我的代码有什么问题?我想打印出数组,但是当我尝试这样做时,它似乎打印出一个地址。
#include <iostream>
#include <ctime>
#include <stdlib.h>
using namespace std;
int main ()
{
srand(time(NULL));
int array[9]= {0};
for (int i=0;i<=8;i++)
{
array[i]= (rand()%101);
}
cout<< array;
system ("PAUSE");
return 0;
}
You can't just cout an array. Arrays are not cout-able. Whenever you successfully cout something of type T, it means that there's a dedicated overloaded << operator designed specifically to cout values of type T. And there's no dedicated << operator for cout-ing arrays (aside from strings). For this reason the compiler chooses the closest match for the given argument type: a << operator for pointers. Since arrays are convertible to pointers, that << is applicable here.

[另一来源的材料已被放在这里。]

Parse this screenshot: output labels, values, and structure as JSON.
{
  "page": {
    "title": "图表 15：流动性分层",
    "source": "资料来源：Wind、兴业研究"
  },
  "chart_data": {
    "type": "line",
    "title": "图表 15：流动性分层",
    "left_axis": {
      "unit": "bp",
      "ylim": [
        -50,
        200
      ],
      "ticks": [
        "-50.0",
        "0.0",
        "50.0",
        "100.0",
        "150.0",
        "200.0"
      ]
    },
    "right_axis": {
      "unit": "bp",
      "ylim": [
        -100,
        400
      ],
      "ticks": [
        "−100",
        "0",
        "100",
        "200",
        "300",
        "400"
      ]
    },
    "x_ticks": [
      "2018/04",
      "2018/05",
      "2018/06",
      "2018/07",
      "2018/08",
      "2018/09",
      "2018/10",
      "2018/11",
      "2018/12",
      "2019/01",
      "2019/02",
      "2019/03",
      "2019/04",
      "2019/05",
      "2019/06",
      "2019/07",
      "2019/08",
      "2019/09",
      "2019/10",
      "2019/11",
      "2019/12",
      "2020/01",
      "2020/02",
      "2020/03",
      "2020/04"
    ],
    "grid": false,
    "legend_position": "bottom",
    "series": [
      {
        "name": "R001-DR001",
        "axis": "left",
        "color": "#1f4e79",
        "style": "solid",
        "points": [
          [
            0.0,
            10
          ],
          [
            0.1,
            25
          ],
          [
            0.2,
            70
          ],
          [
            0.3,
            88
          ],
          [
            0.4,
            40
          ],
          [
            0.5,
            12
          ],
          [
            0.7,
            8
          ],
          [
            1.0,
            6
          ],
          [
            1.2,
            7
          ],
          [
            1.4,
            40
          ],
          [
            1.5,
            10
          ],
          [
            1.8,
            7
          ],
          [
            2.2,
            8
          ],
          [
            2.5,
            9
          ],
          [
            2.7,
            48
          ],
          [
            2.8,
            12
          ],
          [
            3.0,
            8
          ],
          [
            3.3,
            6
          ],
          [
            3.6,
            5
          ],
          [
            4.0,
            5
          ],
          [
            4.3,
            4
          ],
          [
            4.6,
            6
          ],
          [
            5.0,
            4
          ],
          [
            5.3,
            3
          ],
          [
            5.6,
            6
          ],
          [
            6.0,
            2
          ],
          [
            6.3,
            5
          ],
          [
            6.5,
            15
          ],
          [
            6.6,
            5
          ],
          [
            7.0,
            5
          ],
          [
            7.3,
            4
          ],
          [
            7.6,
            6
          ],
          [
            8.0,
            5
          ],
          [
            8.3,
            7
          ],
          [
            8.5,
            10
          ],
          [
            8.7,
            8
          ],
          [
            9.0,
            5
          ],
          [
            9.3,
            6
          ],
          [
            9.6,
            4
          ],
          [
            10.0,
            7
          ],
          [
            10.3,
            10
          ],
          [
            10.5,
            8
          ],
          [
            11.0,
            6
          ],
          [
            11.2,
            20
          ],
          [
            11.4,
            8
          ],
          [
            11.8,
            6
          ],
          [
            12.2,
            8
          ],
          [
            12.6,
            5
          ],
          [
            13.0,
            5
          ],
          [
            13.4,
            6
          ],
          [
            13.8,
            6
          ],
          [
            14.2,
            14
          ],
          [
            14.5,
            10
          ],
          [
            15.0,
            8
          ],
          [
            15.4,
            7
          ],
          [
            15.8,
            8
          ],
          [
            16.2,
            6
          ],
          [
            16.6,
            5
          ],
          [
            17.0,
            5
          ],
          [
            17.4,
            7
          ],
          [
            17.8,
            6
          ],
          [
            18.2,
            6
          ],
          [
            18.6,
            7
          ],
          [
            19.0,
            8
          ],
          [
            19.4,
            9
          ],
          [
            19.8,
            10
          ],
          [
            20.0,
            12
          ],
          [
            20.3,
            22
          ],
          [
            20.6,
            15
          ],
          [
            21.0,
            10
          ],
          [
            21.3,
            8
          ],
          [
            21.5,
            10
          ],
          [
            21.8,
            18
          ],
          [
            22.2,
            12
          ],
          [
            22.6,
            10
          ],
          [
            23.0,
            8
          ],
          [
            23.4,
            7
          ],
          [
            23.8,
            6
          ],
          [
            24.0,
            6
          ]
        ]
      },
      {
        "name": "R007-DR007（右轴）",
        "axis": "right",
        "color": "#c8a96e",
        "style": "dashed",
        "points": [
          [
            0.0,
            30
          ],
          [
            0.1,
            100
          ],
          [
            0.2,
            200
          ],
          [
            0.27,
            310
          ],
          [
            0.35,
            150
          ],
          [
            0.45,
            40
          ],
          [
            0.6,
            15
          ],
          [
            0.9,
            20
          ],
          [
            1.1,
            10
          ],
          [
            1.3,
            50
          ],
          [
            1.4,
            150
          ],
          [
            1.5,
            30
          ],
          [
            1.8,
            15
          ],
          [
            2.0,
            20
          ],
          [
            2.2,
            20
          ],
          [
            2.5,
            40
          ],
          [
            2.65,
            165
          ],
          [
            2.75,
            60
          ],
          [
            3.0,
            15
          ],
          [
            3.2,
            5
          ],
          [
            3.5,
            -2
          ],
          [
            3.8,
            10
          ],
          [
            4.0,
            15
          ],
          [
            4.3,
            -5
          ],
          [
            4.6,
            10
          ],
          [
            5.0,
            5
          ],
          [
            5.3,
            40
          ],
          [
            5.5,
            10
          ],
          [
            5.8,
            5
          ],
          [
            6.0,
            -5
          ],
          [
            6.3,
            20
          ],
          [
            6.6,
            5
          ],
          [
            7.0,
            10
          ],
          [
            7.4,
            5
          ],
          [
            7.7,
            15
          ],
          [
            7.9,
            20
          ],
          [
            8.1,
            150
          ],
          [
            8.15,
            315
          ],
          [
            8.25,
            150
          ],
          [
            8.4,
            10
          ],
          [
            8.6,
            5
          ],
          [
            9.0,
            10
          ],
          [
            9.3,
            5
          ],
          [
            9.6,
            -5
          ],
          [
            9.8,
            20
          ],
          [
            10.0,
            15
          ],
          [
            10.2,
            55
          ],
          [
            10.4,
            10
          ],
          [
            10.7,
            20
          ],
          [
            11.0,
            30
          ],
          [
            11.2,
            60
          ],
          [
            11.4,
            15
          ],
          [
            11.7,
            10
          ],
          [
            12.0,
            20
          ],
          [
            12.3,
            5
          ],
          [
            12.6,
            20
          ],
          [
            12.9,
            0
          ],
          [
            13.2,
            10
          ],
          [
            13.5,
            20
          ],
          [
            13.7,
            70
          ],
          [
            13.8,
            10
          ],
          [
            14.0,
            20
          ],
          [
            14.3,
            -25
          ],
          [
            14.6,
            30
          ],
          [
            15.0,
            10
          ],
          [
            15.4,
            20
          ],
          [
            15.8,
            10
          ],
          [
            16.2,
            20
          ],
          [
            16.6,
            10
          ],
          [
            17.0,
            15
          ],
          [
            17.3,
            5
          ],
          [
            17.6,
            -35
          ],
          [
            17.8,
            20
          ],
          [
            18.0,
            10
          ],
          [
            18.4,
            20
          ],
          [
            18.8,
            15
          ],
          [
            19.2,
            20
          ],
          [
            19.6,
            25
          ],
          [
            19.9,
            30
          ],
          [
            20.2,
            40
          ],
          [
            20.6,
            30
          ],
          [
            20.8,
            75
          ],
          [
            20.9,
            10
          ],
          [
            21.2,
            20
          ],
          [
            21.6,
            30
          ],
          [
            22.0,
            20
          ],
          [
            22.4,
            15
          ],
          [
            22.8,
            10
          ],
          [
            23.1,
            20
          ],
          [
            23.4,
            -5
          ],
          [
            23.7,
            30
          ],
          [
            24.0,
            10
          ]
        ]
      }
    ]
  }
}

If you want to cout the values of all elements of your array, you'll have to either cout them manually, one by one, or use some standard algorithm that can do it for you. For example
std::copy(array, array + 9, std::ostream_iterator<int>(std::cout, " "));
您需要执行一个循环来单独输出每个数组元素。
问题是 C++ 并不总是知道数组的大小,所以它不能像你期望的那样默认输出整个东西。
您需要遍历数组并打印每个元素,就像您在每个索引处分配值的方式一样。由于数组衰减到指向序列中第一个元素的指针,因此您将获得地址。
C++ decays array type to a pointer type when the value is passed as argument to a function. C++11 has std::array (and TR1 specifies std::tr1::array) which retains the size of the array. Here is your example modified to use std::array:
#include <array>
#include <iostream>
#include <ctime>
#include <stdlib.h>
template<typename T, std::size_t N>
std::ostream& operator<< (std::ostream& ostm, const std::array<T, N>& a)
{
for (auto const& x : a)
ostm << x << ' ';
return ostm;
}
int main ()
{
srand(time(NULL));
std::array<int, 9> array;
for (auto& x : array)
x = rand() % 101;
std::cout<< array << std::endl;
}
std::cout没有重载int array[9],因此它衰减为指针 ( int*),这就是您将看到的显示内容(类似于0x7fffe47142d0)。
要单独打印int数组中的 s,您将需要使用循环构造(例如for用于填充数组的 - 循环)并依次发送每个ints ,可能带有一些空格来格式化它们。std::cout
一旦掌握了 C++ 及其标准库的窍门,您可能想研究如何使用std::copy().